Another available option is to charge the generators of video such as YouTube higher fees for access and continue with the flat rate pricing models.
Exactly this plan has been proposed, and was rejected by our legislators.
In the past, when Internet service providers have tried to raise rates, someone has come along and offered the same service for less. But this history may be coming to an end,
I’ll make that bet with you, lady. Private innovators are far less likely to gum up the Internet's workings than a policy bureaucracy that originates in Washington.
and that's why they are urging the companies to change their pricing structure
Which is a far different prescription than getting government involved in dictating pricing and priority.
It will be difficult to get phone companies to charge the prices necessary to pay for new investments in Internet infrastructure. No one can make them do so, for the Internet is not regulated. But industry will need to take into account the public interest.
We need to start thinking about a variety of options…
Excuse me Elaine, but exactly who are you including in this “we”?
Perhaps we should look at different pricing structures for different online activities or require the use of "smart" networks that give lower priority to entertainment-related data than to packets of data in areas like telemedicine. Many Internet activities are in the broad public interest. We need to make sure those aren't hampered because, somewhere in the world, teenagers are playing online games or grandmas are staring at their children's babies.
But just maybe, Elaine, KSG bureaucrats-in-waiting should offer some benign neglect to this non-problem and expect that businesses which have (to some degree) incentives to profit by selling their own services can figure out how to restructure, market, and price these services and how much and when to invest in new capacity as customer service requirements change (and they change VERY quickly on the Internet).
The Internet has done pretty well at serving the public for the past 20 years, much better than any US government agencies I can think of. It has done so even though it has not had the benefit of regulations thought up by do-gooders at the Kennedy School of Government.
Take you own advice, please, Elaine. "Do no harm".
As for predictions from MIT that the Internet will collapse under the weight of expanding use, they have been around for well over 10 years. The most famous such was by Robert Metcalfe (PhD from MIT, inventor of Ethernet and founder of 3Com). For many years Metcalfe wrote an influential column in Infoworld. In a December 1995 column he wrote:
"I PREDICT the Internet...will soon go spectacularly supernova and in 1996 catastrophically collapse."
With typical flair, Metcalfe offered to eat his words at the end of 1996 if his prediction didn’t come true. He ate a piece of paper containing his incorrect prediction at a press conference a year later.
Metcalfe’s 1995 prediction was made as the Web and HTTP were taking off. But it was long before Google, Facebook, Ebay, Napster, Skype, or YouTube required much bandwidth.
He could have been right, of course. Certainly the technologies of the Internet have never been very far ahead of its amazing growth. But thousands of very bright people work very hard every day to help the Internet keep up.

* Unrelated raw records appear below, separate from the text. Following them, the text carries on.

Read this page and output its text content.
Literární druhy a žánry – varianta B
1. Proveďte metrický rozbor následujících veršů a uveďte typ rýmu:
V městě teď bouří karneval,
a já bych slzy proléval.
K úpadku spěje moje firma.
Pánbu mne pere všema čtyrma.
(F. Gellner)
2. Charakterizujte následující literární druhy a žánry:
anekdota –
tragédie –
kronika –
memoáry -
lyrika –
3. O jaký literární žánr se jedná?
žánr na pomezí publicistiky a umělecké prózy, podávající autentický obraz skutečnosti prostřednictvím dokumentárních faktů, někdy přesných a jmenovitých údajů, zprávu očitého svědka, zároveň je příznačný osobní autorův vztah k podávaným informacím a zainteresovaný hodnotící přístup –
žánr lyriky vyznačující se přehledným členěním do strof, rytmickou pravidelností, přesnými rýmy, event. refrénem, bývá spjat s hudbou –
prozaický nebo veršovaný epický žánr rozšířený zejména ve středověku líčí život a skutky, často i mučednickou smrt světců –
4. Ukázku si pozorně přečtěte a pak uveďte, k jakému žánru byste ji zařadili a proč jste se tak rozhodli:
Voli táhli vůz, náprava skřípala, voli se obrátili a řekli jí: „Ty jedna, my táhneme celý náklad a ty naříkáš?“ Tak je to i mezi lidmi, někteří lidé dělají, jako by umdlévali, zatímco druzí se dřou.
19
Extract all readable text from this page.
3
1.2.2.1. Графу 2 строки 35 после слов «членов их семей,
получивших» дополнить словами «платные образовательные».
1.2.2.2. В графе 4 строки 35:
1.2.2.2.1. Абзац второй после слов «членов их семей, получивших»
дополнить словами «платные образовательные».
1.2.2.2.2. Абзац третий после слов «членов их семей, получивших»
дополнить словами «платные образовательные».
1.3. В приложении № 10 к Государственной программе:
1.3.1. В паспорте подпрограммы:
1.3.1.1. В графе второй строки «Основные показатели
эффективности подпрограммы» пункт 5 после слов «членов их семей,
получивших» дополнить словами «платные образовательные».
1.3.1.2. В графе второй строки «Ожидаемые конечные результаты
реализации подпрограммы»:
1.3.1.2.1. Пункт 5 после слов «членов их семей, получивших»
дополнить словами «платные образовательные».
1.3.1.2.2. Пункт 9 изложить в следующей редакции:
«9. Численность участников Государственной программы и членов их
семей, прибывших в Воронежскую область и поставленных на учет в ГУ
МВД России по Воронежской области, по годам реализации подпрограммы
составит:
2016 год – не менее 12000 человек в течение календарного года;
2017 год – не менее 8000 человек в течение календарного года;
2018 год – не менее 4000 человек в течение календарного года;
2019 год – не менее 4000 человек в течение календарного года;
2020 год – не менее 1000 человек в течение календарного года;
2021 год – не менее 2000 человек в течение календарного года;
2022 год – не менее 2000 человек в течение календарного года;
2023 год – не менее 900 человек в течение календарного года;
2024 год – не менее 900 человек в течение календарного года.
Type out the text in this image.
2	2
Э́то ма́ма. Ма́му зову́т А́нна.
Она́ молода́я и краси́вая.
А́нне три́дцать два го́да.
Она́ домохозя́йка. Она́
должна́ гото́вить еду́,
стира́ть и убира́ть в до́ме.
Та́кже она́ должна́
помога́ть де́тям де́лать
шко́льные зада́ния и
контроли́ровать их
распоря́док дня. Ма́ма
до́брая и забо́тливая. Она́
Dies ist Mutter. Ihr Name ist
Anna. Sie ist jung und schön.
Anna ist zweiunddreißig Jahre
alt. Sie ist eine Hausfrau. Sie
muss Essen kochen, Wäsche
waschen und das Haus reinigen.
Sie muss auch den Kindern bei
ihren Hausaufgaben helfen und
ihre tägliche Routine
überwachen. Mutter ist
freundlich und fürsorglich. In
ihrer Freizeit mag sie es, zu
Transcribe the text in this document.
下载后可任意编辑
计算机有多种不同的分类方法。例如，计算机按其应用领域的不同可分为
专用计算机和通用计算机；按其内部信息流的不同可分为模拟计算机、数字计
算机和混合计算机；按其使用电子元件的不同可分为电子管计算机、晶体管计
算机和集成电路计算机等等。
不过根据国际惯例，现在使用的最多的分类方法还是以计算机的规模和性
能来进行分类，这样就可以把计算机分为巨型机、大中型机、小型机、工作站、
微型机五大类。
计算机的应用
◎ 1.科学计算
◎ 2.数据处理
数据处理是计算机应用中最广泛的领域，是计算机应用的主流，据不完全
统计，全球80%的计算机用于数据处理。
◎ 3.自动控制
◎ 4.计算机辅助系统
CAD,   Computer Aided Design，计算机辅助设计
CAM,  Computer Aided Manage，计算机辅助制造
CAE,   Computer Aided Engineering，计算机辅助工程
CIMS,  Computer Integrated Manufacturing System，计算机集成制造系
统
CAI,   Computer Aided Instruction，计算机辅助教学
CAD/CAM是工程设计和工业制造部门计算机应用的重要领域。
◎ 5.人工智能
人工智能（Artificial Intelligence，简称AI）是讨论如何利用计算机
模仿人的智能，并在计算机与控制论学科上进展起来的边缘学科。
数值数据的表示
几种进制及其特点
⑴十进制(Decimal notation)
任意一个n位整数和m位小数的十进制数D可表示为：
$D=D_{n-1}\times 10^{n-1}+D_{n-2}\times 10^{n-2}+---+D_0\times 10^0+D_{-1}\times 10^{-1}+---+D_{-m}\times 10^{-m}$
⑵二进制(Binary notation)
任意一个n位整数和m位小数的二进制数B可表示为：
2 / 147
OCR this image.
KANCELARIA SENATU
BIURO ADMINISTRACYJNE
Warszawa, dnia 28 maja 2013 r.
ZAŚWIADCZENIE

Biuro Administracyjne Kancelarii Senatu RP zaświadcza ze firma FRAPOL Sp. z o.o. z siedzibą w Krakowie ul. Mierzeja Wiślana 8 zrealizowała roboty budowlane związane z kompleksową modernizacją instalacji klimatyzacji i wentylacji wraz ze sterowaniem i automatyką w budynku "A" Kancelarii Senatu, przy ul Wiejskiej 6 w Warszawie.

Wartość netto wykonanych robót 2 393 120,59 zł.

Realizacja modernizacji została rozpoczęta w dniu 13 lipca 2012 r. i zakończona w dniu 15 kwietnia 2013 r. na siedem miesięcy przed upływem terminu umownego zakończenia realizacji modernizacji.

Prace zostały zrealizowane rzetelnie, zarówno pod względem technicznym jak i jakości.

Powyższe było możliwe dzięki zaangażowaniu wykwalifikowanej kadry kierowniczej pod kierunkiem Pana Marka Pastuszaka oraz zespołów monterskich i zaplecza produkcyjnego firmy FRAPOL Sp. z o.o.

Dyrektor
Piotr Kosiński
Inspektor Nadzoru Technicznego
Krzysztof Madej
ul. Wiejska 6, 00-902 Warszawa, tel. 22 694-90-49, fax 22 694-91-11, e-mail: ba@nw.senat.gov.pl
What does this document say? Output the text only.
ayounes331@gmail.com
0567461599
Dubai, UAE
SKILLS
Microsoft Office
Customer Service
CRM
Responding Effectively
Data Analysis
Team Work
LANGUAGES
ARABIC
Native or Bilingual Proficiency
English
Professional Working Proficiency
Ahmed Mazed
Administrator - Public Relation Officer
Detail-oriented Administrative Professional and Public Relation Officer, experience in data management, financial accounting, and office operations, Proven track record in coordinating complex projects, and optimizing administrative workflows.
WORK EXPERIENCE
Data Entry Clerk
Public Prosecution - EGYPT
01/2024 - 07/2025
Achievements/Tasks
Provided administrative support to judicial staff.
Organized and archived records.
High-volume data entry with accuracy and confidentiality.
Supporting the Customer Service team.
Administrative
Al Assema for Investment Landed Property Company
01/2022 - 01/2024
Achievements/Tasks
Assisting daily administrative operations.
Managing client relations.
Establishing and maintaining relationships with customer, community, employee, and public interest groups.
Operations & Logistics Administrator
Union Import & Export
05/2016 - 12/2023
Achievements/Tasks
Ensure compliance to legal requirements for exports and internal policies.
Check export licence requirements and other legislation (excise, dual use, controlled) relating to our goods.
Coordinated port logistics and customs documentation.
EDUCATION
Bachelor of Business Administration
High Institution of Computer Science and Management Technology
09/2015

Much of their work is done within for-profit entities, but much also is done in non-profit standards bodies (whose activities are largely underwritten by the private sector through pro-bono participation of their own people).
Ironically, Kamarck’s own political mentor, the Nobel prixe winning Al Gore, proposed in the early 1990s that the US government should build an “information superhighway” so that important new network technologies could flourish without being hampered because, somewhere in the world, teenagers are playing online games or grandmas are staring at their children's babies” on the Internet.
Happily, Gore’s early pleadings were ignored. He then “moved on” to discover global warming.